Frequent high minimum average utility sequence mining with constraints in dynamic databases using efficient pruning strategies

摘要

High utility sequence mining is a popular data mining task, which aims at finding sequences having a high utility (importance) in a quantitative sequence database. Though it has several applications, state-of-the-art algorithms have one or more of the following limitations: (1) they rely on a utility function that tends to be biased toward finding long patterns, (2) some algorithms do take pattern length into account using an average-utility function but they adopt an optimistic perspective that can be risky or misleading for some applications, (3) they do not let the user specify additional constraints on patterns to be found. To address these three limitations, this paper defines a novel task of mining frequent high minimum average-utility sequences (FHAUS) with constraints in a quantitative sequence database. This task has the following benefits. First, it uses the average-utility au function based on the minimum utility, which takes the length of a pattern into account to calculate its utility. This helps finding short patterns missed by traditional algorithms and it is based on more safe pessimistic utility calculations.

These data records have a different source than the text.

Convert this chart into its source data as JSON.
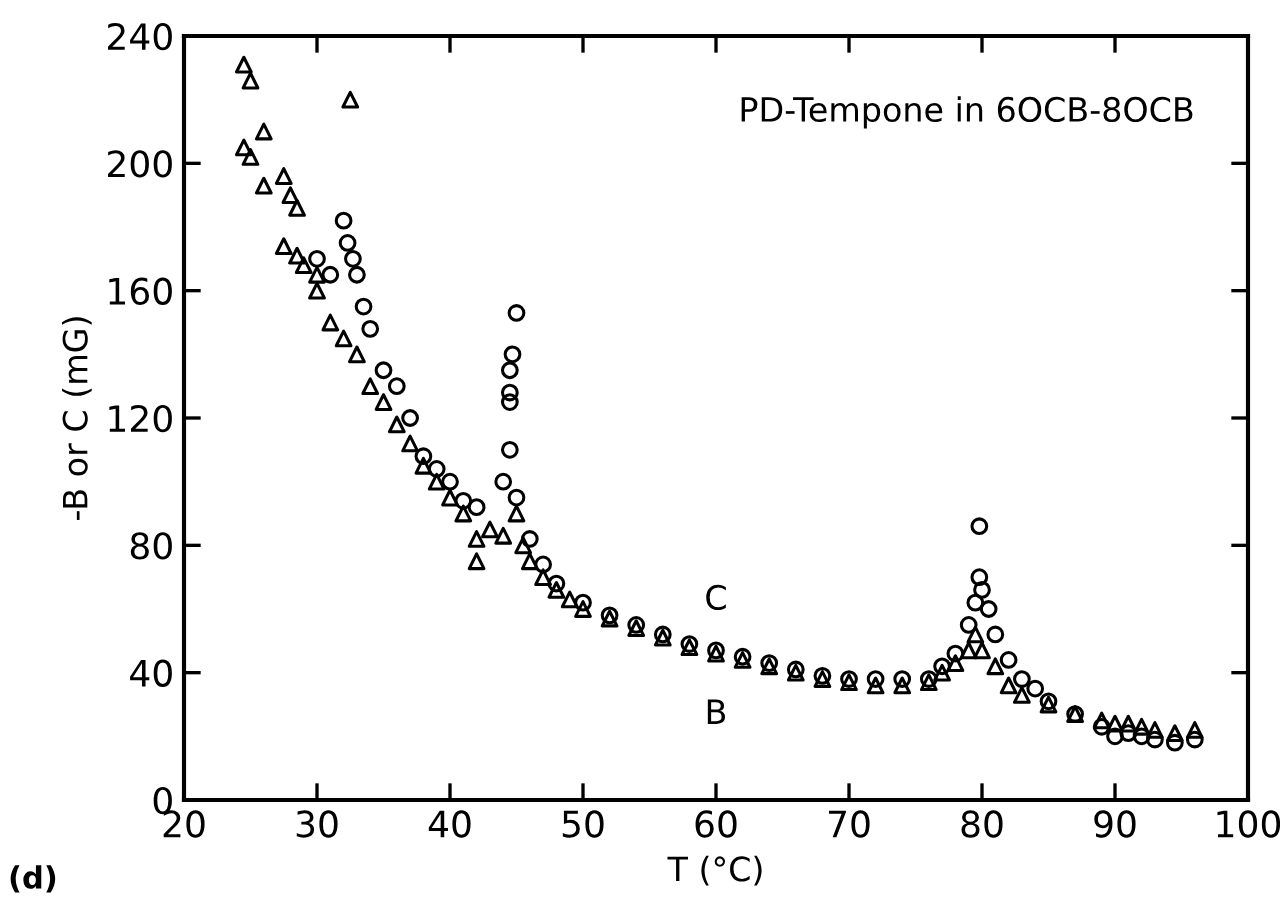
{
  "chart_data": {
    "type": "scatter",
    "title": "PD-Tempone in 6OCB-8OCB",
    "xlabel": "T (°C)",
    "ylabel": "-B or C (mG)",
    "xlim": [
      20,
      100
    ],
    "xticks": [
      20,
      30,
      40,
      50,
      60,
      70,
      80,
      90,
      100
    ],
    "ylim": [
      0,
      240
    ],
    "yticks": [
      0,
      40,
      80,
      120,
      160,
      200,
      240
    ],
    "grid": false,
    "legend": false,
    "annotations": [
      "(d)"
    ],
    "series": [
      {
        "name": "B",
        "color": "#000000",
        "marker": "triangle",
        "x": [
          24.5,
          25,
          24.5,
          25,
          26,
          26,
          27.5,
          28,
          28.5,
          27.5,
          28.5,
          29,
          30,
          30,
          31,
          32,
          32.5,
          33,
          34,
          35,
          36,
          37,
          38,
          39,
          40,
          41,
          42,
          42,
          43,
          44,
          45,
          45.5,
          46,
          47,
          48,
          49,
          50,
          52,
          54,
          56,
          58,
          60,
          62,
          64,
          66,
          68,
          70,
          72,
          74,
          76,
          77,
          78,
          79,
          79.5,
          80,
          81,
          82,
          83,
          85,
          87,
          89,
          90,
          91,
          92,
          93,
          94.5,
          96
        ],
        "values": [
          231,
          226,
          205,
          202,
          210,
          193,
          196,
          190,
          186,
          174,
          171,
          168,
          165,
          160,
          150,
          145,
          220,
          140,
          130,
          125,
          118,
          112,
          105,
          100,
          95,
          90,
          75,
          82,
          85,
          83,
          90,
          80,
          75,
          70,
          66,
          63,
          60,
          57,
          54,
          51,
          48,
          46,
          44,
          42,
          40,
          38,
          37,
          36,
          36,
          37,
          40,
          43,
          47,
          52,
          47,
          42,
          36,
          33,
          30,
          27,
          25,
          24,
          24,
          23,
          22,
          21,
          22
        ]
      },
      {
        "name": "C",
        "color": "#000000",
        "marker": "circle",
        "x": [
          30,
          31,
          32,
          32.3,
          32.7,
          33,
          33.5,
          34,
          35,
          36,
          37,
          38,
          39,
          40,
          41,
          42,
          44,
          44.5,
          44.5,
          44.5,
          44.5,
          44.7,
          45,
          45,
          46,
          47,
          48,
          50,
          52,
          54,
          56,
          58,
          60,
          62,
          64,
          66,
          68,
          70,
          72,
          74,
          76,
          77,
          78,
          79,
          79.5,
          79.8,
          79.8,
          80,
          80.5,
          81,
          82,
          83,
          84,
          85,
          87,
          89,
          90,
          91,
          92,
          93,
          94.5,
          96
        ],
        "values": [
          170,
          165,
          182,
          175,
          170,
          165,
          155,
          148,
          135,
          130,
          120,
          108,
          104,
          100,
          94,
          92,
          100,
          110,
          125,
          128,
          135,
          140,
          153,
          95,
          82,
          74,
          68,
          62,
          58,
          55,
          52,
          49,
          47,
          45,
          43,
          41,
          39,
          38,
          38,
          38,
          38,
          42,
          46,
          55,
          62,
          86,
          70,
          66,
          60,
          52,
          44,
          38,
          35,
          31,
          27,
          23,
          20,
          21,
          20,
          19,
          18,
          19
        ]
      }
    ]
  }
}
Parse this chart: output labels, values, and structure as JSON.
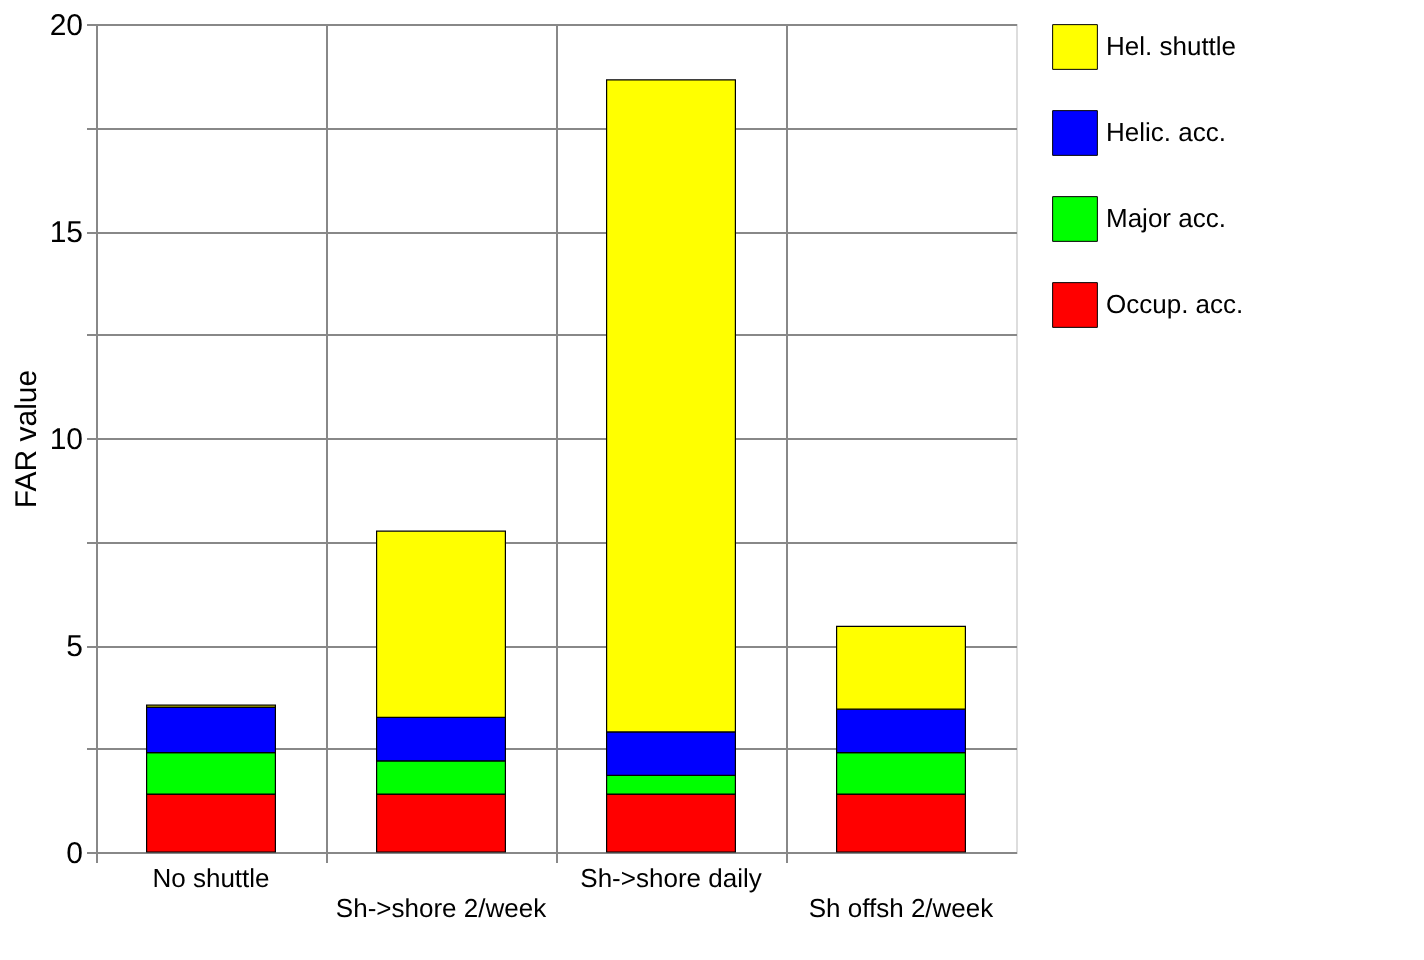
{
  "chart_data": {
    "type": "bar",
    "stacked": true,
    "ylabel": "FAR value",
    "categories": [
      "No shuttle",
      "Sh->shore 2/week",
      "Sh->shore daily",
      "Sh offsh 2/week"
    ],
    "series": [
      {
        "name": "Occup. acc.",
        "color": "#ff0000",
        "values": [
          1.4,
          1.4,
          1.4,
          1.4
        ]
      },
      {
        "name": "Major acc.",
        "color": "#00ff00",
        "values": [
          1.0,
          0.8,
          0.45,
          1.0
        ]
      },
      {
        "name": "Helic. acc.",
        "color": "#0000ff",
        "values": [
          1.1,
          1.05,
          1.05,
          1.05
        ]
      },
      {
        "name": "Hel. shuttle",
        "color": "#ffff00",
        "values": [
          0.05,
          4.5,
          15.75,
          2.0
        ]
      }
    ],
    "ylim": [
      0,
      20
    ],
    "yticks": [
      0,
      {
        "value": 2.5,
        "label": null
      },
      5,
      {
        "value": 7.5,
        "label": null
      },
      10,
      {
        "value": 12.5,
        "label": null
      },
      15,
      {
        "value": 17.5,
        "label": null
      },
      20
    ],
    "grid": true,
    "legend": "right"
  }
}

Second, the user can specify a set of monotonic and anti-monotonic constraints C on patterns to filter irrelevant patterns and improve the performance of the mining process. To efficiently find all FHAUSs with constraints, this paper first proposes some novel upper bounds (UBs) and weak upper bounds (WUBs) on the average-utility, which satisfy downward-closure (DC) properties or DC-like properties. Then, to effectively reduce the search space, the paper designs novel width pruning, depth pruning, reducing, and tightening strategies based on the proposed bounds. These proposed novel theoretical results are integrated into an algorithm named C-FHAUSPM (Constrained Frequent High minimum Average-Utility Sequential Pattern Mining) for efficiently discovering all FHAUSs with constraints. Results from extensive experiments on both real-life and synthetic quantitative sequence databases show that C-FHAUSPM is highly efficient in terms of runtime and memory usage.